前言:
整个项目要求会使用scrapy框架,edge_tts库,mysql数据库,
整体思路:由于scrapy框架的异步性,不能在代码中直接把每一页小说文字存进txt,于是引入mysql数据库。给每一页内容编一个页码,等到爬取完成,另外编写代码按页码顺序从mysql中读取内容存入字符串中,将整本小说传入edge_tts中生成MP3文件。
目录
一:scrapy框架爬取小说存入mysql
以笔趣阁小说为例:
首先创建工程:
scrapy startproject jin_dan_shi_heng_xing
cd jin_dan_shi_heng_xing
scrapy genspider bigee bigee.cc
在settings中进行一些基础配置:
1.手动添加LOG_LEVEL设置日志级别为WARNING
2.不遵守机器人协议
3.设置最大并行请求数为100
4.启用管道
LOG_LEVEL="WARNING" #除非warning否则不打印
# Obey robots.txt rules
ROBOTSTXT_OBEY = False
# Configure maximum concurrent requests performed by Scrapy (default: 16)
CONCURRENT_REQUESTS = 100
ITEM_PIPELINES = {
"jin_dan_shi_heng_xing.pipelines.JinDanShiHengXingPipeline": 300,
}
将目录页URL存入start_urls:
class BigeeSpider(scrapy.Spider):
name = "bigee"
allowed_domains = ["bigee.cc"]
start_urls = ["https://www.bigee.cc/book/146267/"]
重写start_requests:
def start_requests(self):
for i in range(2,442):
url='https://www.bigee.cc/book/146267/'+str(i)+'.html'
yield scrapy.Request(url=url,callback=self.parse,cb_kwargs={'index':i})
编写response处理函数parse:
def parse(self, response,index):
text_list = response.css('#chaptercontent::text').extract()
print(text_list)
str=''
for text in text_list[:-2]:
str=str+text
yield {
'index':index,
'text':str
}
编写管道处理函数,将数据及其编号存入mysql数据库:
def process_item(self, item, spider):
db = pymysql.connect(user='root', password='123456', host='localhost', port=3306, db='scrapy_novel')
cursor = db.cursor()
sql = "insert into jin_dan(myindex,text) values(%s,%s)"
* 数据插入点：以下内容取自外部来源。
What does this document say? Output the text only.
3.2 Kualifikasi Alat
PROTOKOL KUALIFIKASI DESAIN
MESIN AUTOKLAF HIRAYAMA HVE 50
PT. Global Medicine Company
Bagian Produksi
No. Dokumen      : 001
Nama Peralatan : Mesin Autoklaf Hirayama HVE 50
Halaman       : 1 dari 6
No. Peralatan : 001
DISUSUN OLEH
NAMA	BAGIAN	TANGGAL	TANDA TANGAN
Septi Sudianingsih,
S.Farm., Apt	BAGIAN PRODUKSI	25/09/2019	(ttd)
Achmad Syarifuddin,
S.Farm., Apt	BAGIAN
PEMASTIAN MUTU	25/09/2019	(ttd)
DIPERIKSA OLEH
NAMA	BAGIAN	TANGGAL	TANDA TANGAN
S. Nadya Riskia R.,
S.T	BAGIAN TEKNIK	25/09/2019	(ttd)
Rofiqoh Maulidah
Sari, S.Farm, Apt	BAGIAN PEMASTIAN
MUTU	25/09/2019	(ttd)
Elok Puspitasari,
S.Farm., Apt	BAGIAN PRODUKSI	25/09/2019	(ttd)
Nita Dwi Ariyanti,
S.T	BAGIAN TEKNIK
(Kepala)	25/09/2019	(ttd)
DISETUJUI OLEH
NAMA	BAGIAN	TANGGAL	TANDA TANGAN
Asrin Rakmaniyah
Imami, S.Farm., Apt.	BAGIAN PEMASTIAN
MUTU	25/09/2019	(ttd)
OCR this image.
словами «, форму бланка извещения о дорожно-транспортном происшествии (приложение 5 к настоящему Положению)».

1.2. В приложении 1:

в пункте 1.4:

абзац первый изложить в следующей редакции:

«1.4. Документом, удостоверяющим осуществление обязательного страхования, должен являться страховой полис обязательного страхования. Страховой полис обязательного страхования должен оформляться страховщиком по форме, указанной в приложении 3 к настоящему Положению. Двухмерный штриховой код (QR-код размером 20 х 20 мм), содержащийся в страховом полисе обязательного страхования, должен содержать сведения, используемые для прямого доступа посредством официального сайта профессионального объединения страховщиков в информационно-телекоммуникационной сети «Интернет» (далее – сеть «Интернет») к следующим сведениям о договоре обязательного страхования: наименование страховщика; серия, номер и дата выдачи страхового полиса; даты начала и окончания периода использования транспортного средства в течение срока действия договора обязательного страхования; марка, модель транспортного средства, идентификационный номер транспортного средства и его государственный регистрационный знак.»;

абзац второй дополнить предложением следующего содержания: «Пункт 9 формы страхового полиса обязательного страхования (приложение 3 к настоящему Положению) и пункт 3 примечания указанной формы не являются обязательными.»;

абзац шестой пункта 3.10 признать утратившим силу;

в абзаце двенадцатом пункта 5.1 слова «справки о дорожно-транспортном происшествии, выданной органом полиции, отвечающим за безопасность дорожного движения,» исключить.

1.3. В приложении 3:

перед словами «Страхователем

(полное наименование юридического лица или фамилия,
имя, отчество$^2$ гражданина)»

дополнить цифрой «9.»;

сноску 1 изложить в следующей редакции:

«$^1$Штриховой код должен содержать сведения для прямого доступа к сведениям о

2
cursor.execute(sql, (item['index'], item['text']))
db.commit()
db.close()
print('执行')
启动爬虫,启用-s参数记录爬取状态:
scrapy crawl bigee -s JOBDIR=record/spider-1
爬取结果如下,作者求了一次月票,单独占了一章,故造成总共437章但是数据库多出一项
二:从mysql中按顺序读取数据拼接成文章生成有声书
废话少说,直接上代码
#!/usr/bin/env python3
"""
Basic example of edge_tts usage.
"""
import pymysql
import asyncio
import edge_tts
TEXT = ''
VOICE = "zh-CN-YunxiNeural"
OUTPUT_DIR = "d:/"
i = 0
async def amain(text, output_file) -> None:
"""Main function"""
communicate = edge_tts.Communicate(text, VOICE)
await communicate.save(output_file)
async def fetch_and_process(cursor):
"""Fetch data from cursor and process each row"""
all_d = cursor.fetchall()
for (text,) in all_d:
print(text[:100])
global i
i += 1
output_file = f"{OUTPUT_DIR}{i}金丹是恒星,你管这叫修仙?.mp3"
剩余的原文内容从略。